Keeping the Virtual Social

Larry Friedlander , Stanford Learning Lab, USA

Session: Socializing Virtual Space

As museums incorporate more virtual experience in their repertoire, they will need to plan new spaces, buildings, wings etc.. that provide the social and technical support for complex hybrid virtual/real activities. In addition to re-designing hardware and enhancing connectivity, museums will need strategies that provide for the flow between on site installations and virtual ones, between social and/or discussion areas and formal exhibit spaces, between stable permanent installations and quickly re-configurable presentation and activity areas. In the following article, I describe plans for a new building at Stanford University which is being designed by the Stanford Learning lab to specifically address these problems for education and cultural enterprises. The building will house anew center, the Wallenberg Global Learning Center (WGLC), which unites a group of international partners in projects that explore the intricacies of learning and culture in a global age. The building will feature new space and technical configurations that support complex, dynamically changing global collaborations, including fluid interchanges between formal and informal spaces, built- in building memories', and reconfigurable formats designed to facilitate complex virtual and on site experiences. Though intended for use on the campus, the building should help prototype new spaces being planned for museums. The design of the WGLC will reflect the SLL's belief that learning is a social activity, arising out of the rich personal relations between teachers and students, and between students and their peers. We want virtual environments to enhance and not reduce the social and active nature of learning.
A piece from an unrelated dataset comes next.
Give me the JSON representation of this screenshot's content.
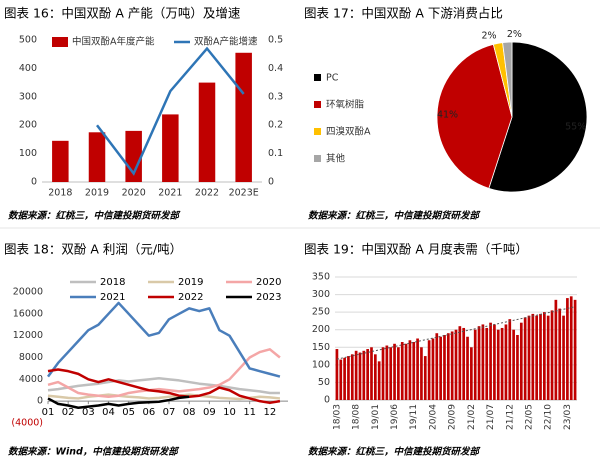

Technology is a double-faced sword: it can reduce the density of these connections or it can serve to facilitate collaboration and knowledge sharing between individuals from different backgrounds and to firmly embed learning in particular life experiences and environments. Our spaces will provide for a new syntheses of theory , practice, dialogue, and exploration by integrating distant and on-site experiences and by forming communities out of diverse and distributed participants.